Hayvanların sahipli ya da sahipsiz olmasının böyle bir ayrıma tabi olması, kanımca Türk hukuk sisteminin büyük eksikliğidir. Konunun "hayvan" olması nedeniyle bugüne kadar yapılan akademik çalışmalarda konu o yönüyle ele alınmamış, bu zaaf maalesef hep geri planda kalmıştır. Oysa kaynak yasaların tamamında, hayvanlara "mal" olarak bakılması ile hayvana karşı işlenen haksız fillerin kabahat olarak algılanması çoktan terkedilmiştir. Üstelik bu ülkelerde hayvanlara eziyet eden kişilere mahkemelerce tecil edilmeyip paraya çevrilmeyen fiili hapis cezaları verilmektedir.
Çözüm: Hayvanları Koruma Kanunu'nda değişiklik
Hannibali deviren Romalı General Cornellius, her cümlesinin sonunda "Kartaca yıkılacak!" dermiş. Biz de her defasında, Romalı general gibi "Hayvanları Koruma Kanunu değişecek!" diyoruz. Çünkü hayvanlara yönelik tüm olumsuz uygulamalarda idari para cezası kesiliyor. Zaten çoğunlukla olduğu gibi fail bulunamadığında, bu kabahat yapanın yanına kar kalıyor. Hatta hayvan ölürken bile devlet para kazanıyor. Böyle bir tezat olabilir mi? Canın değerini hangi parayla ölçebilirsiniz?

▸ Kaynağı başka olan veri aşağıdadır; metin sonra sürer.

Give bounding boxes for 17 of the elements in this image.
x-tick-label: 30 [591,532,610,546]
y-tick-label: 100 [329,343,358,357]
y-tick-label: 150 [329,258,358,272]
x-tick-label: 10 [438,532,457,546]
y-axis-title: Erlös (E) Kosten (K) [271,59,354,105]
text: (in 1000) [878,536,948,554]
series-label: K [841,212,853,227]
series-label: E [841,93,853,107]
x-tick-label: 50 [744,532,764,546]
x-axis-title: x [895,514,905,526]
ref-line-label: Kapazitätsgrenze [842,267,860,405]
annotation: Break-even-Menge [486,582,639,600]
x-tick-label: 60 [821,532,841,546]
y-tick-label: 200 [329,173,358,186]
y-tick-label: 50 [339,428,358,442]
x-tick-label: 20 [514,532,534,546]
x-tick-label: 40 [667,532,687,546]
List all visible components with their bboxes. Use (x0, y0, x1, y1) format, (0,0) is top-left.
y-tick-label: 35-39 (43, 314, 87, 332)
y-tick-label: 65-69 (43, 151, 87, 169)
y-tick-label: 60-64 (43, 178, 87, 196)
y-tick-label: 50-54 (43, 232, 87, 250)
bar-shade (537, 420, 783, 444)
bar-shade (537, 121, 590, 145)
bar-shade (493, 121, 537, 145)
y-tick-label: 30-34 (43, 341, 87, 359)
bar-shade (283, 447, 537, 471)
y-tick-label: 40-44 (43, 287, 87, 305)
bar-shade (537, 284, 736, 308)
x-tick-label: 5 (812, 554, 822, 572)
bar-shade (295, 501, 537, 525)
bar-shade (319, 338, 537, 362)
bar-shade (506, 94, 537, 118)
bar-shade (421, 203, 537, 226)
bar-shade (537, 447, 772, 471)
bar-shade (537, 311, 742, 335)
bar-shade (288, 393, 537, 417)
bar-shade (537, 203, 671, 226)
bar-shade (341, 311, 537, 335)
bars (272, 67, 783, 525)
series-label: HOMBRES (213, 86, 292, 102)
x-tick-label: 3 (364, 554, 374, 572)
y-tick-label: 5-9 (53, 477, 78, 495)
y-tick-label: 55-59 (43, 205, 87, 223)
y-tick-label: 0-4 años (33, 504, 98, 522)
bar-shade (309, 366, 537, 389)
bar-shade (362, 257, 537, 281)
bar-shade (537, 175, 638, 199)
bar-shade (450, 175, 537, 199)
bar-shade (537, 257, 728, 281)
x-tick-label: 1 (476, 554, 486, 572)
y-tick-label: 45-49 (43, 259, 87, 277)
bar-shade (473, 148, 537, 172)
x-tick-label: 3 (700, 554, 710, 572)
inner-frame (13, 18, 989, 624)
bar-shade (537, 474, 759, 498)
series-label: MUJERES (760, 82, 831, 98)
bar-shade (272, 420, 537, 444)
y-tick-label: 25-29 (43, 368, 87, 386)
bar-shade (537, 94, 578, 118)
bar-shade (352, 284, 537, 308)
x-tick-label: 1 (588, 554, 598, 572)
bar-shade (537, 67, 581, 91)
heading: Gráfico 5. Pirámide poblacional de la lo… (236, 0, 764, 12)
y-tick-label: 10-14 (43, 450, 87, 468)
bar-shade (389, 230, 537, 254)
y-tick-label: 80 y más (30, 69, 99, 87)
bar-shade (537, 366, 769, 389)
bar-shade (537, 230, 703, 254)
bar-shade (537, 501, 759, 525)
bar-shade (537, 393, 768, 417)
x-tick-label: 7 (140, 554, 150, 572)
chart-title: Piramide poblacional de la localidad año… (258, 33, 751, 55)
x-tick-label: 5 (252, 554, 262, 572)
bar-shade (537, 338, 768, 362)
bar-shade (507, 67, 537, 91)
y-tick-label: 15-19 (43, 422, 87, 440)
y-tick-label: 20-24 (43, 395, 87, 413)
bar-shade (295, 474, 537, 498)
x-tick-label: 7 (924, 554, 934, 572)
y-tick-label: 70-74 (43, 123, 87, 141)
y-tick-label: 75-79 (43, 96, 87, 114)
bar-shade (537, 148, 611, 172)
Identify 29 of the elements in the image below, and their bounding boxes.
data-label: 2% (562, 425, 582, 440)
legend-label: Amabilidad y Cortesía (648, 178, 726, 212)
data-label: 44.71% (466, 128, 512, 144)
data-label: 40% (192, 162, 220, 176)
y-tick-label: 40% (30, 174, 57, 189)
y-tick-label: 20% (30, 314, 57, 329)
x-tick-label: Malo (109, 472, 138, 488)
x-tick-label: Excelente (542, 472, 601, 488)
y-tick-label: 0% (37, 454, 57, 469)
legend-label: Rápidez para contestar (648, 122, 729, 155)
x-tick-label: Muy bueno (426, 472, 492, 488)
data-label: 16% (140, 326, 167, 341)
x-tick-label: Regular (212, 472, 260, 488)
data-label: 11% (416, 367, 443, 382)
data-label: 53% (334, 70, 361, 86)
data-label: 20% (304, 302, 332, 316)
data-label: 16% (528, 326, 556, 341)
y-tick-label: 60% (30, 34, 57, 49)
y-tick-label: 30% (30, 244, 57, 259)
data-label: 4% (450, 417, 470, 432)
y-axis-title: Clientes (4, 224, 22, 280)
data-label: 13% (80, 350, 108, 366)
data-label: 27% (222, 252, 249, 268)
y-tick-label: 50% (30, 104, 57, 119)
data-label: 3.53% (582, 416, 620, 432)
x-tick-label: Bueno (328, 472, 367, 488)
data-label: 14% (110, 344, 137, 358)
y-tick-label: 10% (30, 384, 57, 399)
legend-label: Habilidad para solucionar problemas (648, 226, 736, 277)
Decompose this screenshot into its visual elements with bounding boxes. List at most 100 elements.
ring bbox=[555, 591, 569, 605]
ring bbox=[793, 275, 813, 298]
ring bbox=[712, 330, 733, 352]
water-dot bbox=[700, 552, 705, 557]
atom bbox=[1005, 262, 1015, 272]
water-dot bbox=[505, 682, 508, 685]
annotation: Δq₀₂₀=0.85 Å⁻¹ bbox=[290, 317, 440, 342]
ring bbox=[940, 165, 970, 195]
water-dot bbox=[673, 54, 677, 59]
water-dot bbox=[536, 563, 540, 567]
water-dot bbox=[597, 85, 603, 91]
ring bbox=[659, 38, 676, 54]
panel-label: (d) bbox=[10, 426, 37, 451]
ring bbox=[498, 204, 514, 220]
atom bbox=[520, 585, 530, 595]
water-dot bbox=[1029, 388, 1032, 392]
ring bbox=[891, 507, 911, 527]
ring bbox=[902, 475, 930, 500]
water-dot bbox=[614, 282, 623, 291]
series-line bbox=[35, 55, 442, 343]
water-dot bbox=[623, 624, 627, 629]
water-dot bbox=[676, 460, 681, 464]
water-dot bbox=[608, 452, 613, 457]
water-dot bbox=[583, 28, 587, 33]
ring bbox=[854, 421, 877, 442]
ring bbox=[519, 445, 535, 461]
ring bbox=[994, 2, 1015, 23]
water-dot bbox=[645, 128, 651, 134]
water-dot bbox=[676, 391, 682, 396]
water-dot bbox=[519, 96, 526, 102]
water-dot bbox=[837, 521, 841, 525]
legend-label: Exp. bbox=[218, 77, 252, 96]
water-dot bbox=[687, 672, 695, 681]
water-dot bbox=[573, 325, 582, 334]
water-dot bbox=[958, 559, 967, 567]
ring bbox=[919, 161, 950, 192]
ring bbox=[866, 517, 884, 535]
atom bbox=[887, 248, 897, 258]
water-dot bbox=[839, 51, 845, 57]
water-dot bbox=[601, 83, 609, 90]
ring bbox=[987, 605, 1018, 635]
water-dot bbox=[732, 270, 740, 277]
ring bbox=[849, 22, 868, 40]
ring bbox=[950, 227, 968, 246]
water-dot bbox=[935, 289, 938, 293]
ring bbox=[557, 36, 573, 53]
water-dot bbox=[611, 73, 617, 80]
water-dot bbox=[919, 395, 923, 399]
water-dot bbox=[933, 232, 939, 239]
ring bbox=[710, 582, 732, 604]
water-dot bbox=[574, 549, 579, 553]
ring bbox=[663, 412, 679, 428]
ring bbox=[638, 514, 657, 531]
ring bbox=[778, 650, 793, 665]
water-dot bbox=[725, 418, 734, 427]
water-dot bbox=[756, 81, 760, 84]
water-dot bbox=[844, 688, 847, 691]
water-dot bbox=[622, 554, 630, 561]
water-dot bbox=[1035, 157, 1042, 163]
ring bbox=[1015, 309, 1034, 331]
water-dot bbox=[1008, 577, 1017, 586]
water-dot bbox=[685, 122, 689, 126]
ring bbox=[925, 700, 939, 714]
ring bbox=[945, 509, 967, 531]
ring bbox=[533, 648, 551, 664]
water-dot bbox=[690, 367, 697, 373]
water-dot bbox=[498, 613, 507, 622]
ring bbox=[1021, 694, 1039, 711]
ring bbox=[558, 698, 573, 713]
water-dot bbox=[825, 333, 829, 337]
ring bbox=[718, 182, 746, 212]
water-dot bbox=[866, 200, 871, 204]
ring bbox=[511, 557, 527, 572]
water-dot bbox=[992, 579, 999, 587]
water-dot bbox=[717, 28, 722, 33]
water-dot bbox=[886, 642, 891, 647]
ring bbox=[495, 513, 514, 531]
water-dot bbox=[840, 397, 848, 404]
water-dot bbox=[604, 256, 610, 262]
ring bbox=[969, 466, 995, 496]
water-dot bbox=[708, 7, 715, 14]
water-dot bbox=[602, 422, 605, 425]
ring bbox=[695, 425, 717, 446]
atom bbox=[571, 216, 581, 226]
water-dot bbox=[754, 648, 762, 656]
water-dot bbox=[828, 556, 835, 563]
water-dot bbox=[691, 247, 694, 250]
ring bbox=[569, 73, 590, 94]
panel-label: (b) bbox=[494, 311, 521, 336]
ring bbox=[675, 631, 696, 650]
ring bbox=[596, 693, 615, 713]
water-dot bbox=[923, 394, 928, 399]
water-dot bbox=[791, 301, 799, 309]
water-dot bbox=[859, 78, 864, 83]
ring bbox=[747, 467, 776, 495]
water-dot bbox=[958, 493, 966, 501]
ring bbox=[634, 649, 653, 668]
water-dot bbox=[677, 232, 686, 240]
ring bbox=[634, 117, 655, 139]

Önce insan diyorlar. Ama hangi insan? Su içmeye gelmiş ayıyı recmeden insan mı? Eşeğin gözünü oyan insan mı? Terrier cinsi köpeğin bacağını kesip yavrusunu onun gözü önünde yakan insan mı? Kedi yavruları ortalığı pisletiyor diye gözlerine asit döken insan mı? Ben bu ahlaksızlığı yapan o insanlarla aynı otobüse binmek, aynı okula gitmek istemiyorum, onlarla aynı yerde tatil yapmak da istemiyorum. Onun ceza olarak vereceği parayı da istemiyorum. Ben ülkemin geleceğini, sağlıklı kuşakları istiyorum…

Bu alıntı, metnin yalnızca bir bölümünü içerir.